The community resides in five main places namely Mfang’ano, Rusinga, Gembe, Gwassi and Mbita. Through long historical intermarriages with the Luo, the Suba language is classified as endangered and the modern generation hardly speaks or identifies with it.
My interaction with this old man formed the basis of my story about the island. ‘RP’ had also attended the same function but from neighbouring Rusinga Island. Also in the lake are several other islands namely Ringiti, Remba and the controversial Migingo.
Mzee RP, now 80, but although his gait may betray him when he speaks Kiswahili, one would think he was born in the 1970s. He was born around 1938 and moved to Nairobi in the mid-1940s after World War II. Like many educated Kenyans in Nairobi at that time, his father worked for Kenya Railways. That helped shape his outlook towards the world and fluency in Kiswahili and English besides mastering Dholuo.
RP was educated at St Peter Clavers Primary School and trained as a teacher in both Kenya and the UK. Before going overseas, he was a teacher in 1959 when he started off at St Peter Clavers. He later taught at St Philomenas on Racecourse Road, St John’s Kaloleni and was headmaster at St Michael’s Jogoo Road as well.
Can you imagine meeting someone who saw the City Stadium being constructed? I was excited. He was a goldmine of information on Kenya’s early soccer years.
RP narrated how before independence, most African communities that loved football (read Luos and Luhyas) who also lived around the railway quarters in Makongeni and Kaloleni, had their own teams. The Suba had their own team comprising players from Gwassi, Rusinga, Gembe, Kaksingri and Mfang’ano. They were called the ‘5 Nations’ or Pinje Abich in Dholuo.
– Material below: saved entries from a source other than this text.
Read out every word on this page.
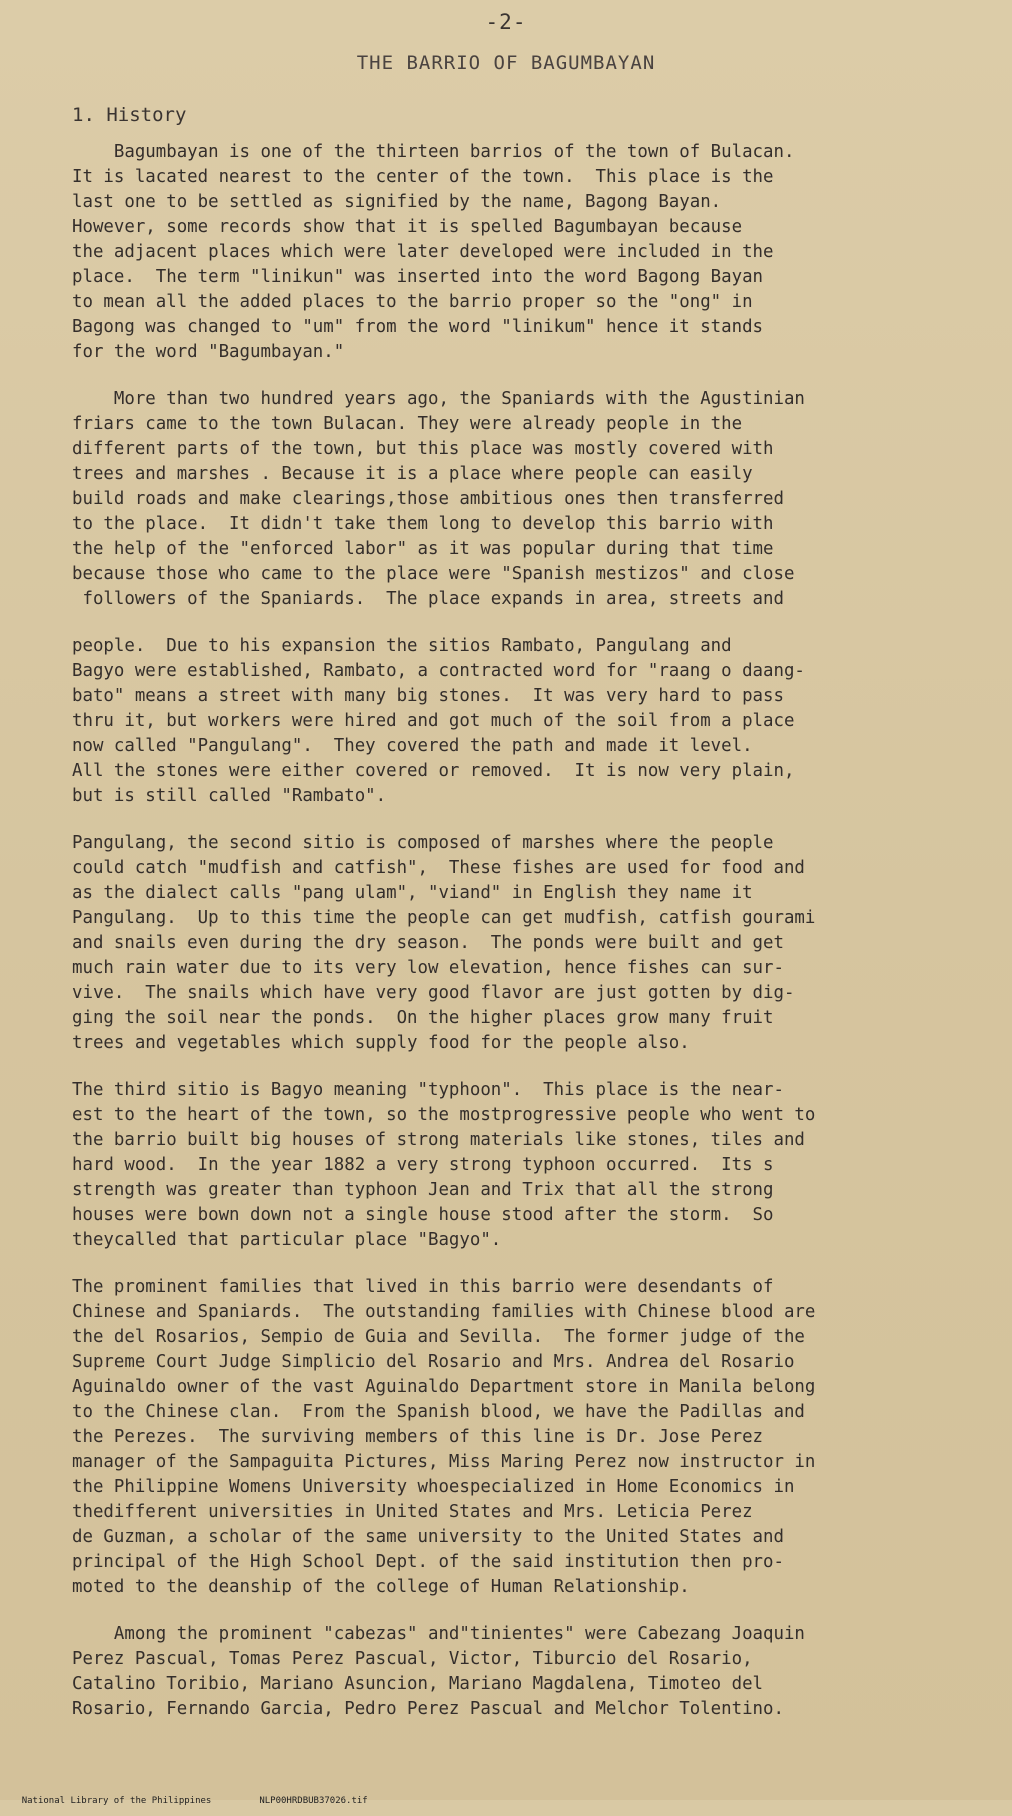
-2-
THE BARRIO OF BAGUMBAYAN
1. History

Bagumbayan is one of the thirteen barrios of the town of Bulacan.
It is lacated nearest to the center of the town.  This place is the
last one to be settled as signified by the name, Bagong Bayan.
However, some records show that it is spelled Bagumbayan because
the adjacent places which were later developed were included in the
place.  The term "linikun" was inserted into the word Bagong Bayan
to mean all the added places to the barrio proper so the "ong" in
Bagong was changed to "um" from the word "linikum" hence it stands
for the word "Bagumbayan."

More than two hundred years ago, the Spaniards with the Agustinian
friars came to the town Bulacan. They were already people in the
different parts of the town, but this place was mostly covered with
trees and marshes . Because it is a place where people can easily
build roads and make clearings,those ambitious ones then transferred
to the place.  It didn't take them long to develop this barrio with
the help of the "enforced labor" as it was popular during that time
because those who came to the place were "Spanish mestizos" and close
followers of the Spaniards.  The place expands in area, streets and

people.  Due to his expansion the sitios Rambato, Pangulang and
Bagyo were established, Rambato, a contracted word for "raang o daang-
bato" means a street with many big stones.  It was very hard to pass
thru it, but workers were hired and got much of the soil from a place
now called "Pangulang".  They covered the path and made it level.
All the stones were either covered or removed.  It is now very plain,
but is still called "Rambato".

Pangulang, the second sitio is composed of marshes where the people
could catch "mudfish and catfish",  These fishes are used for food and
as the dialect calls "pang ulam", "viand" in English they name it
Pangulang.  Up to this time the people can get mudfish, catfish gourami
and snails even during the dry season.  The ponds were built and get
much rain water due to its very low elevation, hence fishes can sur-
vive.  The snails which have very good flavor are just gotten by dig-
ging the soil near the ponds.  On the higher places grow many fruit
trees and vegetables which supply food for the people also.

The third sitio is Bagyo meaning "typhoon".  This place is the near-
est to the heart of the town, so the mostprogressive people who went to
the barrio built big houses of strong materials like stones, tiles and
hard wood.  In the year 1882 a very strong typhoon occurred.  Its s
strength was greater than typhoon Jean and Trix that all the strong
houses were bown down not a single house stood after the storm.  So
theycalled that particular place "Bagyo".

The prominent families that lived in this barrio were desendants of
Chinese and Spaniards.  The outstanding families with Chinese blood are
the del Rosarios, Sempio de Guia and Sevilla.  The former judge of the
Supreme Court Judge Simplicio del Rosario and Mrs. Andrea del Rosario
Aguinaldo owner of the vast Aguinaldo Department store in Manila belong
to the Chinese clan.  From the Spanish blood, we have the Padillas and
the Perezes.  The surviving members of this line is Dr. Jose Perez
manager of the Sampaguita Pictures, Miss Maring Perez now instructor in
the Philippine Womens University whoespecialized in Home Economics in
thedifferent universities in United States and Mrs. Leticia Perez
de Guzman, a scholar of the same university to the United States and
principal of the High School Dept. of the said institution then pro-
moted to the deanship of the college of Human Relationship.

Among the prominent "cabezas" and"tinientes" were Cabezang Joaquin
Perez Pascual, Tomas Perez Pascual, Victor, Tiburcio del Rosario,
Catalino Toribio, Mariano Asuncion, Mariano Magdalena, Timoteo del
Rosario, Fernando Garcia, Pedro Perez Pascual and Melchor Tolentino.

National Library of the Philippines	NLP00HRDBUB37026.tif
They had among their ranks many talented players who did duty for Kenya. Mfang’ano, in particular, had good players whose names became prominent within football circles.
The famous Mfang’ano Street is named after the island I just visited and which many Kenyans cannot place on a map without the help of Google Maps. ‘Five Nations’ produced great football talents like Joe Okeyo Kapila ‘Mwalimu’ who commanded Kenya’s midfield with all the ball artistry never seen before. Okeyo from Wakula village in Mfang’ano shared the position with Steve ‘McQueen’ Yongo from Gwassi. Yongo was arguably the first Kenyan footballer to exhibit chest ball control. No Kenyan had ever chested the ball until McQueen did it around 1967. The McQueen name was derived from Steve McQueen, the American actor whose anti-hero persona rode on the counterculture of the 1960s and ‘70s in films such as Papillon, Towering Inferno and The Great Escape.
George Solomon Otieno aka Solo from Gembe Island was Gor Mahia’s right-back for many years. He was in the heroic 1987 team and was famous for his hard tackles. Other players who hailed from the islands were Bernard ‘Zico’ Otieno and his brother Felix Otieno. Sons of Elisha Otieno from Kakimba Village in Mfang’ano, the duo played for Tusker FC and Gor Mahia respectively.
We also had Tobias Maira, Tillen Oguta and Tom Ogweno. Great players whose footsteps were followed by the mercurial George ‘Blackberry’ Odhiambo. All these stars, until recently, converged every December at the famous Sindo Sports Festival to showcase their skills and soccer club officials scouted for talent.
Going to our football records, we see many tournaments won by the 5 Nations team until around 1968 when Tom Mboya convened a meeting to form one strong ‘Luo team’. Like the Suba language, their 5 Nations team was swallowed and all their players mopped up by Gor Mahia. The perception was that the Luos had regrouped.
Mzee RP was among the people who saw the simultaneous dissolution and merger. He was at some point elected deputy secretary to Mahallon Danga. RP retired in 1999 and now leads a quiet fulfilling life on Rusinga Island. His only regret is that nobody has ever documented the role 5 Nations played in the formation of Gor Mahia in 1968.
When I promised to write something about it, he was excited and happy that finally their contribution may be acknowledged.